Later, analysts tried to redefine the category, dubbing it corporate performance management (CPM), and arguing that business intelligence needed to link with financial planning systems. While knowing actuals is good, knowing actuals compared to the plan is better, and using actuals to drive the future plan better still. Cognos nearly tripped over itself repositioning around the CPM, ultimately acquiring Adaytum, which in turn lead to SRC’s eventual acquisition by Business Objects.

In an art-imitates-life sort of way, one wonders if the analysts predicted a move in the market or provoked it? My chips are on the latter.

This stream-of-consciousness is a long way of winding up to a single question: are enterprise search vendors successfully repositioning themselves as “information access platforms” or not?

Background: the enterprise-search-related vendors (e.g., Fast/Microsoft, Endeca) and search/content analysts who cover them are in the midst of an attempted category repositioning:

  • The word “enterprise search” is now seemingly dead, having been contaminated by the Google Appliance. When a shark gets in the water, all the fish jump out.
  • The word “information” is increasingly being used as a unifying term to describe both data and content (aka, unstructured data)
  • Enterprise search vendors are increasingly calling themselves “information access platforms” (though not generally abbreviated as IAP, I will do so here for brevity).

For example, consider Endeca’s corporate boilerplate:

Endeca’s innovative information access software that helps people explore, analyze, and understand complex information, guiding them to unexpected insights and better dec
isions. The Endeca Information Access Platform, built around a new class of access-optimized database, powers applications that combine the ease of searching and browsing with the analytical power of business intelligence.
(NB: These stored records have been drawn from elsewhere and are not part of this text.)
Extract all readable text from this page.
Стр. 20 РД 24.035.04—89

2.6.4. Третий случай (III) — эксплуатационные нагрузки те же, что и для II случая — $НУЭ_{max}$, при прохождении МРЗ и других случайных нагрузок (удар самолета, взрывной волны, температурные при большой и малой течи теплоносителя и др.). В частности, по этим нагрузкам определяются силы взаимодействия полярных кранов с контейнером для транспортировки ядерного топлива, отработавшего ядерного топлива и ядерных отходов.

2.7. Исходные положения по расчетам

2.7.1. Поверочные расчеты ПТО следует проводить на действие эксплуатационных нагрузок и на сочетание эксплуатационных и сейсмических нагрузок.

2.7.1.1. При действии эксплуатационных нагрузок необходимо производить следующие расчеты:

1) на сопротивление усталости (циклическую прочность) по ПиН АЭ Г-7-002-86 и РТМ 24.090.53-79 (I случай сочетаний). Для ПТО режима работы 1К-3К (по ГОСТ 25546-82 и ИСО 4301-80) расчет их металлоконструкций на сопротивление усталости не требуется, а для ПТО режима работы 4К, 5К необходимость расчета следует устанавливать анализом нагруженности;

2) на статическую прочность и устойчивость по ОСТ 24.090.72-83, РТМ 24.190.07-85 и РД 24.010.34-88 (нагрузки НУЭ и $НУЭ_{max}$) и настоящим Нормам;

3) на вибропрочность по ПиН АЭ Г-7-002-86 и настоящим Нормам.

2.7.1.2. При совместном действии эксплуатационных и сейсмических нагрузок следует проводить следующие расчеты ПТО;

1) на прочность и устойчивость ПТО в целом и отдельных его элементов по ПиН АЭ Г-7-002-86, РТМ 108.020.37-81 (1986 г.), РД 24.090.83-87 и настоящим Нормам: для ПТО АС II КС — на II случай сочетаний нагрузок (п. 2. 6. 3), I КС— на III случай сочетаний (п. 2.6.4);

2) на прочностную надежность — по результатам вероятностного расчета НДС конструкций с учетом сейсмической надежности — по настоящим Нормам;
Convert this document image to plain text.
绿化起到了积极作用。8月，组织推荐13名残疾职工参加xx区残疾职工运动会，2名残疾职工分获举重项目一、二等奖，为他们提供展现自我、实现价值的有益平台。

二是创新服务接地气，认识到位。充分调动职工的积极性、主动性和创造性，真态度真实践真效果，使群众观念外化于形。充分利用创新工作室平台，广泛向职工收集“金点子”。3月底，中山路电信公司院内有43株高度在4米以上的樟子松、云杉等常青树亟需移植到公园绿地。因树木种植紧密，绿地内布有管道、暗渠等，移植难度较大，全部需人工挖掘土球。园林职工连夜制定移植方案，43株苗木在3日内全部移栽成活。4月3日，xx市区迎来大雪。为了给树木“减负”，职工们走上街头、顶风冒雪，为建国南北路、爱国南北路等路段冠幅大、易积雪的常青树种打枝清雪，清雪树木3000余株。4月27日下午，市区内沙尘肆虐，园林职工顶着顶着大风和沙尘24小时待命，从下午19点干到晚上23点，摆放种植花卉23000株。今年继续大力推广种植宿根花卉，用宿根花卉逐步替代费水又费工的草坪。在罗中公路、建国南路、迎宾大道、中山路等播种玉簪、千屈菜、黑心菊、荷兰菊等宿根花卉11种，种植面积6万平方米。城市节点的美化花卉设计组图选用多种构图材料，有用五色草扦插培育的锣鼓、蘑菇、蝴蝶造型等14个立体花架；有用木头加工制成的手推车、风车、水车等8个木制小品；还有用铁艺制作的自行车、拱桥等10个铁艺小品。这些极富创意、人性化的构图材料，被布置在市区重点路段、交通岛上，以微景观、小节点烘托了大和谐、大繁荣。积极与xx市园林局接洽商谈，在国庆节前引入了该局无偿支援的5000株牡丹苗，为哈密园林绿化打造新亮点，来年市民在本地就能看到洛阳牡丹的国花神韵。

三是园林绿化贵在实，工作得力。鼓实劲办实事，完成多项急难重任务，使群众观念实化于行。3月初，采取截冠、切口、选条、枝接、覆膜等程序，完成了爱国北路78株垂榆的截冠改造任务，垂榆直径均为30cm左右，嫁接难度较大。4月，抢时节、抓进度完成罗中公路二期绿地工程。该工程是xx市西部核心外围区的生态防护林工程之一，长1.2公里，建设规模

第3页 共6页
I have a number of concerns on and related to this attempted shift:

  • The important thing about categories is that they exist in the mind of the customer. Analysts and vendors can try to put them there — but they have to stick. In my mind, IAP is not sticking. I have never heard a customer say: “I need to go out and get an IAP.”
  • I do, however, believe that “information” might well stick as an overall term, meaning both data and content (aka, structured and unstructured data).
  • It is not clear to me why someone who desires a unified platform for “information” would turn to a search vendor. Search engines were designed as read-only indexes to help people find documents containing tokens; hardly ideal as an application development platform.
  • In my estimation, someone managing “special” data should turn to a database vendor. While databases have classically not handled “special” data well, databases were designed as application platforms, and there is a whole new class of specialized databases emerging for handling various “special” types of data.
  • While I think a unified platform is a dandy vision, I think no one is close to delivering a unified platform that handles all types of data equally well. Bolting Lucene and MySQL together isn’t a platform. Relational databases still do a poor job with both content and many types of data (e.g., sparse, hierarchical, or semi-structured). XML servers (like MarkLogic) handle XML brilliantly, but need work before they can match RDBMSs at classical relational data.
  • I believe that someone who needs a crawl-and-index the intranet value proposition should use the Google Appliance; so I think the search vendors are correct in their desire to flee, I don’t think that “information access platform” is a good refuge.

Overall, my chips remain on the don’t come line for the attempted category repositioning from “enterprise search” to “information access platform.” You can find my stack on the come line for the emerging “special-purpose database” category and “XML servers” as an instance of them.